Spoilers for the fall finale of V coming up after the jump:

After the pilot of V debuted, there was spirited debate over whether the plot (charismatic alien leader promises hope and change, seduces media and the youth, promises health-care miracles and wins sheeplike adoration) was or was not meant to echo right-wing criticisms / conspiracy theories about the Obama administration.

My take was that it might or it might not be intentional (both the original V and some of the more heated paranoid rhetoric draw on the same Nazi parallels, after all). But any writer with enough braincells to work a QWERTY keyboard could not be dumb enough to be as unaware of the symmetries as the makers of V claimed to be.

Well, after last night’s finale (which puts the series on pause until March), I’m with Dan Fienberg: there is no way the writers cannot be conscious of the parallels. Now, I’m not sure what the makers intend by them—whether it’s a right-wing critique, a funhouse-exaggeration of right-wing critiques, or simply an adapting of the original series’ conspiracy plot in a timely way to get free publicity. Unlike, say, Battlestar Galactica, V seems to be more interested in simply throwing out button-pushing references than building some kind of in-depth allegory.

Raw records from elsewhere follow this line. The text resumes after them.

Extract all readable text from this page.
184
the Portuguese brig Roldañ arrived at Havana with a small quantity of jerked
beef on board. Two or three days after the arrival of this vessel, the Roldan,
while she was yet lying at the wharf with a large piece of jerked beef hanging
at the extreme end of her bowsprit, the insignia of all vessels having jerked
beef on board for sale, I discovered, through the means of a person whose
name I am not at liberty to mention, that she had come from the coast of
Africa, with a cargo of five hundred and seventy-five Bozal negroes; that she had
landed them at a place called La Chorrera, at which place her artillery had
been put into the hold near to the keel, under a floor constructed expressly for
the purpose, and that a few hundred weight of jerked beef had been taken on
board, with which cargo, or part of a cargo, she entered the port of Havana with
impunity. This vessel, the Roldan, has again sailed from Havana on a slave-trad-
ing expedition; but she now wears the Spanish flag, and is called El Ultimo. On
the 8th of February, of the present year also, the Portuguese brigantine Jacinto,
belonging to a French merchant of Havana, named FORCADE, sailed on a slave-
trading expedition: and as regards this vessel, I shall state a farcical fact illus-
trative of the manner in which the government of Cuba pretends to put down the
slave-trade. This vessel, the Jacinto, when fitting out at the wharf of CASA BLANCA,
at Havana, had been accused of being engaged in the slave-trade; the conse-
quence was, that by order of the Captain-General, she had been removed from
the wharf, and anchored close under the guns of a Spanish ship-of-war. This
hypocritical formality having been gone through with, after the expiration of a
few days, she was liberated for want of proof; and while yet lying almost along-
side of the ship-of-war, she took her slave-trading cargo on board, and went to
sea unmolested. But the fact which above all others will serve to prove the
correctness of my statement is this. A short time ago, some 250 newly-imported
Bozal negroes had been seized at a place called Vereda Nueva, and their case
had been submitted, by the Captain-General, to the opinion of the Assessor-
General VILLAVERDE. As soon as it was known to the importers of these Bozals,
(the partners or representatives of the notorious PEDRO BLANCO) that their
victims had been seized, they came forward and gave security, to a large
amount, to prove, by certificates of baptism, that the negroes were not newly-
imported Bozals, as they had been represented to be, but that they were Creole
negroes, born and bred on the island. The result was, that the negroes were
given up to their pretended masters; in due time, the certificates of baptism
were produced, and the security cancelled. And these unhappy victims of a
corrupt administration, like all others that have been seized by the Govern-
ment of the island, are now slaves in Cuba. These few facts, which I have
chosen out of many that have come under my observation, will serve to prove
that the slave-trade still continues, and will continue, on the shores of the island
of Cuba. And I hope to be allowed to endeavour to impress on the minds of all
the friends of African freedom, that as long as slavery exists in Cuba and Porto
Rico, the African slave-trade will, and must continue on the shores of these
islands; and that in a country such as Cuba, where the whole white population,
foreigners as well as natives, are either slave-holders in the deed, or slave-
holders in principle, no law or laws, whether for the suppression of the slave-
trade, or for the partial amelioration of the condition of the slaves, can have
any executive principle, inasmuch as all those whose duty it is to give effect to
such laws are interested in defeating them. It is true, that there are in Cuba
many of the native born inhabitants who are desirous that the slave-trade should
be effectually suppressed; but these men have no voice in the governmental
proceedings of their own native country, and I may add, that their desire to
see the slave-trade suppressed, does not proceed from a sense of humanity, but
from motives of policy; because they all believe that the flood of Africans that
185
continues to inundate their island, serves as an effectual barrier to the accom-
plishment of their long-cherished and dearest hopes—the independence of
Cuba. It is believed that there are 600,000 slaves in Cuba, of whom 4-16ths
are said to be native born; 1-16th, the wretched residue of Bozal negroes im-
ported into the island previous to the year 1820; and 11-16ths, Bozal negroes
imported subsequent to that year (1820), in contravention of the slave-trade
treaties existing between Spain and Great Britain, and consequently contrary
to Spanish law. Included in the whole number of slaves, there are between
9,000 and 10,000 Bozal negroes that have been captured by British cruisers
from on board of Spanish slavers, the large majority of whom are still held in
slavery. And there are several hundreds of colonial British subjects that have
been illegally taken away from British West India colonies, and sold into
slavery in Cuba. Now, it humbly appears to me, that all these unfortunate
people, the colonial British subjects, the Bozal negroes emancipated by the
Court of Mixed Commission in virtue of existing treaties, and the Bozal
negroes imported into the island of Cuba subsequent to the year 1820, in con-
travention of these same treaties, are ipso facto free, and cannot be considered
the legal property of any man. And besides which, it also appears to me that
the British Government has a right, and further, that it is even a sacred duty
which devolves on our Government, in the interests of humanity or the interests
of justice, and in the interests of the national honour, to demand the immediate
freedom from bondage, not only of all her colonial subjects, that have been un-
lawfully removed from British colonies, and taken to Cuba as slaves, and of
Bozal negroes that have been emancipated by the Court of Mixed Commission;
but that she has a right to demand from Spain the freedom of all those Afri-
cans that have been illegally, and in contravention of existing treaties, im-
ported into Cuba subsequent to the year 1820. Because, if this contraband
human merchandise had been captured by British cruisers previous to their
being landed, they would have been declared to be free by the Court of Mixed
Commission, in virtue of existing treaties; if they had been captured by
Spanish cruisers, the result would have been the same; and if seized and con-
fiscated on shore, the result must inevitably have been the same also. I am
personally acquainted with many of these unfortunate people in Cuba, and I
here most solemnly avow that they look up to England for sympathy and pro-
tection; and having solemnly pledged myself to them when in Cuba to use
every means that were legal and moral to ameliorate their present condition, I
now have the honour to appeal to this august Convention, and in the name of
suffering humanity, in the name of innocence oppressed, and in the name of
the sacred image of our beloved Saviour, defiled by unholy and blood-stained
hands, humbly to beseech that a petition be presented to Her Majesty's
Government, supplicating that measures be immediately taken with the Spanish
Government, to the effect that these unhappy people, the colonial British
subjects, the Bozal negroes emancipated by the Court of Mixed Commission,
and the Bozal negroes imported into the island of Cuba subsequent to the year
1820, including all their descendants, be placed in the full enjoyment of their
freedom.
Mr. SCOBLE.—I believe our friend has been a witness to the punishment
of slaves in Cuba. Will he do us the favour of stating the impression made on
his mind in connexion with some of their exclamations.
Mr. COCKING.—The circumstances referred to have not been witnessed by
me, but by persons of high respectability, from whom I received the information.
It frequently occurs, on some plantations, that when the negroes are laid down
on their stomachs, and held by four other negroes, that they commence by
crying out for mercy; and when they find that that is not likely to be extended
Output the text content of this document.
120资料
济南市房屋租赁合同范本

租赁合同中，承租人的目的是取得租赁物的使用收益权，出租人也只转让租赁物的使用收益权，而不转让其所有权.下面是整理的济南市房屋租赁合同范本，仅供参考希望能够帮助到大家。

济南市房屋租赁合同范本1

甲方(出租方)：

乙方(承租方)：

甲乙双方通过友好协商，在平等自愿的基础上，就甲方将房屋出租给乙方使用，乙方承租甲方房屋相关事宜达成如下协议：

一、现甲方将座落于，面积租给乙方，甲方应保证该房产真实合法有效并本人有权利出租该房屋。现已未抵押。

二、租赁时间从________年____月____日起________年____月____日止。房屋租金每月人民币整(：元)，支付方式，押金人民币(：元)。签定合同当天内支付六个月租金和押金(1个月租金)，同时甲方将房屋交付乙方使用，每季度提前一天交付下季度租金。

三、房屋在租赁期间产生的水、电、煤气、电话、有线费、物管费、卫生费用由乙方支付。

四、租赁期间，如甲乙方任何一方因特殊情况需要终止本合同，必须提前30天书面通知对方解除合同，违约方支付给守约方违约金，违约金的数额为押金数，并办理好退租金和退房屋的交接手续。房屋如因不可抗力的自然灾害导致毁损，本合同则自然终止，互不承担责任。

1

But having the aliens experiment with us through our flu vaccine? Come on! Next they’ll be injecting AIDS into our chicken nuggets!

In any case, even though I am self-evidently not a charter member of the Glenn Beck fan club, that’s fine by me. I don’t think that topical science fiction only works when I personally agree with it politically. I just want the show to be challenging, inventive and original. And there, the finale left me my opinions of V unchanged: the show is fascinating when it deals with the aliens, leaden and predictable when it spends any time with its humans.

I’ll watch again when V returns, largely because I’m so impressed with Morena Baccarin’s controlled deviousness. (I loved her delivery of the line, “Skin him,” and her intoning of her Bliss speech made her seem like the most evil yoga instructor ever.) But I’m not exactly counting the days.

While we wait, anyone have any theories as to what the Vs want from humanity, and why again they can’t simply destroy us? (I’m guessing they need our bodies themselves—maybe our DNA is necessary to them for some reason—which means they need to take us intact and preferably willingly.) And can anyone provide a better explanation than the show has for why the Fifth Column Visitors don’t just out themselves, and thus Anna and company, as lizards? Weigh in. And be sure to get your flu shots!